Accenture just published their latest report on AI. They surveyed 1,500 C-suite executives across 12 industries and 16 countries.
Here are the five key insights I gained from reading the report:
The executives surveyed believe they must aggressively accelerate their adoption of AI, otherwise their businesses will face an existential threat.
Three-quarters of executives believe they risk going out of business within five years if they don’t scale AI. 84 per cent believe AI is essential to achieve their growth objectives.
Accenture segmented the participants into three groups: those stuck with a “proof of concept factory”, those “strategically scaling” and those “industrialized for growth”.
They report that the majority are immature, with only 15-20 per cent scaling, a view in line with my experiences. Such results also align with other surveys. In the Intelligent Automation segment, Deloitte found only eight per cent of the firms have implemented 50+ automations.
Those who are strategically scaling achieved nearly 3X the return on investment achieved by companies pursuing siloed proofs of concept. This equated to an estimated $110m in additional returns from AI projects. Core financial success metrics (e.g. PE ratios) improved 32% per cent on average for these companies.
These metrics validate the claim that AI is a “winner takes all” opportunity. There are positive feedback loops. Leaders achieved 2X the project success rate.
Leadership wasn’t achieved through funding; the leaders achieved more for less. Lack of budget was the least-cited barrier to AI adoption.

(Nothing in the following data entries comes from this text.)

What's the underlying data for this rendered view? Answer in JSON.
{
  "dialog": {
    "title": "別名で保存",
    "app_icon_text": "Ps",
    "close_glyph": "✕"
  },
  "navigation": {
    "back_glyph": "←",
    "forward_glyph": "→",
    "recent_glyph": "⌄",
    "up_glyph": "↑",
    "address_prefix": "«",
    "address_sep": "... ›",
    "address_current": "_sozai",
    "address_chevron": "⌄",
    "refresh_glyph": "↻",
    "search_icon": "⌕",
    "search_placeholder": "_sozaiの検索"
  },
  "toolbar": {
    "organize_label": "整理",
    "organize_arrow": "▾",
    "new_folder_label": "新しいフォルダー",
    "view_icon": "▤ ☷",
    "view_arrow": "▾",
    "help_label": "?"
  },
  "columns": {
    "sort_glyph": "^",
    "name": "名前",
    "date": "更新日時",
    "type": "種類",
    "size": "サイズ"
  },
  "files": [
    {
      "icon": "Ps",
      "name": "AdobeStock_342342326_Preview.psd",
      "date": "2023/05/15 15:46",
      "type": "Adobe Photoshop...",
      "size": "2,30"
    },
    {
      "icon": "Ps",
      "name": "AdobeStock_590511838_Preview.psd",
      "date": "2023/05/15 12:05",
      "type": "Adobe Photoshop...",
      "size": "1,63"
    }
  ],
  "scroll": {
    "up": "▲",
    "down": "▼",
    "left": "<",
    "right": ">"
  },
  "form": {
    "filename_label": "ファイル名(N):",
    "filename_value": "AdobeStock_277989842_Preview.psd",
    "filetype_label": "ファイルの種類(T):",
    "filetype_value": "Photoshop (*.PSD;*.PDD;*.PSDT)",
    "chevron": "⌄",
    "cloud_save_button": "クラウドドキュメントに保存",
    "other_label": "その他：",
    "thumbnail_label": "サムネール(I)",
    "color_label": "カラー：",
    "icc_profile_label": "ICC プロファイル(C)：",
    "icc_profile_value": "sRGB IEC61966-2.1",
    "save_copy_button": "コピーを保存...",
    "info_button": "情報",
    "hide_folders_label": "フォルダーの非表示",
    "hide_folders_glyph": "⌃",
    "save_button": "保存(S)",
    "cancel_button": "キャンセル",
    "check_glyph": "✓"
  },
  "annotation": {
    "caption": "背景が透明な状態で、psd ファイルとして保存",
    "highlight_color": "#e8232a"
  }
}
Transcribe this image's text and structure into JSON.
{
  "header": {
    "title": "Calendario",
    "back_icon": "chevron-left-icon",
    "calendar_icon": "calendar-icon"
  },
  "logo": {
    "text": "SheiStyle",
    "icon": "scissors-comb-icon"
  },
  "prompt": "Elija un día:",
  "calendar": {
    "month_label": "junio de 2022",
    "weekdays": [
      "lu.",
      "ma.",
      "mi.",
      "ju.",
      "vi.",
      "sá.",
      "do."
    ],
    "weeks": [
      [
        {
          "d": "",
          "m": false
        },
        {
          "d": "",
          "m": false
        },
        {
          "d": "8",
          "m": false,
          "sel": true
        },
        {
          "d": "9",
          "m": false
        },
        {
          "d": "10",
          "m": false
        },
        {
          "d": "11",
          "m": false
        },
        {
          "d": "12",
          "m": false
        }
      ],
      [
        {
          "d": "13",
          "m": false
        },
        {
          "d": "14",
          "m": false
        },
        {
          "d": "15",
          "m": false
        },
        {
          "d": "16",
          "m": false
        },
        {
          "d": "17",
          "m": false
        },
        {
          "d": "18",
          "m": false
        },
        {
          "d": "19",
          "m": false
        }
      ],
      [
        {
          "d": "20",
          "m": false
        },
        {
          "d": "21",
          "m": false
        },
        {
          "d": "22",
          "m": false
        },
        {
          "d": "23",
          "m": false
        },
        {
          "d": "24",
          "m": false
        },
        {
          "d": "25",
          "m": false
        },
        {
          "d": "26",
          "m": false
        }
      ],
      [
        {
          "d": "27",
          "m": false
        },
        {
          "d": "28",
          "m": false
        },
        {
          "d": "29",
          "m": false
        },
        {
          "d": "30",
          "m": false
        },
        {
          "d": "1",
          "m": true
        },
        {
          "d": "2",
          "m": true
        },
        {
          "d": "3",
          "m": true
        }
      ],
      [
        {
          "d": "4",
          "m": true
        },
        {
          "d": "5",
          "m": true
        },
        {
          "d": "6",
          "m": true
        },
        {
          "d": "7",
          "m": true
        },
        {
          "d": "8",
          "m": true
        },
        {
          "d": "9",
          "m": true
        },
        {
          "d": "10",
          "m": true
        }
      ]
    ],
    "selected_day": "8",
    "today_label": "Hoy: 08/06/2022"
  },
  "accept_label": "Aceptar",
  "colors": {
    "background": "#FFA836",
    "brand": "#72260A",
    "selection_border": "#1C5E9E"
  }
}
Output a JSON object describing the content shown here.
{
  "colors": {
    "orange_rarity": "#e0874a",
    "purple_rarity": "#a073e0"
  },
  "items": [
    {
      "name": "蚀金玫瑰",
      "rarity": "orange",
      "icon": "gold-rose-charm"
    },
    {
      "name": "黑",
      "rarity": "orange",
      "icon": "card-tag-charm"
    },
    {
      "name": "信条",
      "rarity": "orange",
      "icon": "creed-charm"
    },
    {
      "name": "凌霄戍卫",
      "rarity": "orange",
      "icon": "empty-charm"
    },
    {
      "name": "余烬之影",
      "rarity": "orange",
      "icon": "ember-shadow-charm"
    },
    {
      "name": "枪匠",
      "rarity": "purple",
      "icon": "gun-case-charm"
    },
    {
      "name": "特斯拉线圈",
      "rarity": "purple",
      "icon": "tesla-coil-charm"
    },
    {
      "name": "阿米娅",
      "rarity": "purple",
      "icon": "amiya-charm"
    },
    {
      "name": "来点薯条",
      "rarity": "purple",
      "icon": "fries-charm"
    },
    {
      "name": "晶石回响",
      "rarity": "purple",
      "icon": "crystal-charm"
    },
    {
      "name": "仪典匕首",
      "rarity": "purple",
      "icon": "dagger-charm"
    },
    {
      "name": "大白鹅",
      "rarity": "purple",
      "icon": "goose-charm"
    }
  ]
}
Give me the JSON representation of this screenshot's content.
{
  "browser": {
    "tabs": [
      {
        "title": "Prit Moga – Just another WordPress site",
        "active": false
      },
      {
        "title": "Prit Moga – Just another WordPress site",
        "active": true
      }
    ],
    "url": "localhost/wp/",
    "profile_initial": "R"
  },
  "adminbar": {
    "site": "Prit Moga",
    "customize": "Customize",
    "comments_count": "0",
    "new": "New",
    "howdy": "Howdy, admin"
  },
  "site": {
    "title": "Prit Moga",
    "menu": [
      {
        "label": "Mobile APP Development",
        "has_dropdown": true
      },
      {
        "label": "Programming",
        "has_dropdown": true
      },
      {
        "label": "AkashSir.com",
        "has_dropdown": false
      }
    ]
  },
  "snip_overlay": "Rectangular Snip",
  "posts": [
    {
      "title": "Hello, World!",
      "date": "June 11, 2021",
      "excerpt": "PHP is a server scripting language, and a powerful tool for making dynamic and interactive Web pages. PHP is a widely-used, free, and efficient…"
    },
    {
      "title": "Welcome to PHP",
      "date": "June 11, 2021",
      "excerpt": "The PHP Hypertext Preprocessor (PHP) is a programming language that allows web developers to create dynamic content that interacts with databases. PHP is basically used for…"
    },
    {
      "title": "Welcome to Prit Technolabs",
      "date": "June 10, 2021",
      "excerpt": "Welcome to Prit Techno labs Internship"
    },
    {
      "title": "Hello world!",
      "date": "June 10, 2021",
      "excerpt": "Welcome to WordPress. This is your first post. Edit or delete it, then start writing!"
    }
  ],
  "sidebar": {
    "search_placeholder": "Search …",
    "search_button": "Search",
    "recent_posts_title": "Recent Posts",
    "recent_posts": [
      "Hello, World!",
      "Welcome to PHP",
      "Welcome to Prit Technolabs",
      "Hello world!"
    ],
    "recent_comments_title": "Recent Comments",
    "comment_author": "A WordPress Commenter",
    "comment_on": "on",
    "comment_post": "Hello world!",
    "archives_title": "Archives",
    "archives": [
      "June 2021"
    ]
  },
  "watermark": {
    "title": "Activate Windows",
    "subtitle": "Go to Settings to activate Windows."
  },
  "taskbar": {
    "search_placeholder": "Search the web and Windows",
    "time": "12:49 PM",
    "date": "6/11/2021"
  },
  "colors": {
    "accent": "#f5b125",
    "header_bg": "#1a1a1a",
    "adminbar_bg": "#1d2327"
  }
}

Accenture’s analysis identified that leaders had a clearly defined AI strategy, anchored to the firm’s core business objectives. This is very logical - framing a project correctly in business terms is fundamental to its success but easily neglected.
The leaders took managing data more seriously and “invested heavily in data quality, data management, and data governance frameworks on the cloud”. 92 per cent also built multi-disciplinary teams across the business.
To realize AI’s full potential, Accenture recommends a more deliberate approach. This includes:
· Committing to investment to facilitate large-scale change, “without the need to prove ROI in advance”.
· Adopting a digital platform mindset, consuming data at reduced cost and enabling enhanced collaboration.
· Building trust by creating an ethical framework that is consistent with customer expectations, company values, local laws, and societal norms. Colin Priest has an excellent guide on how to do this in practice.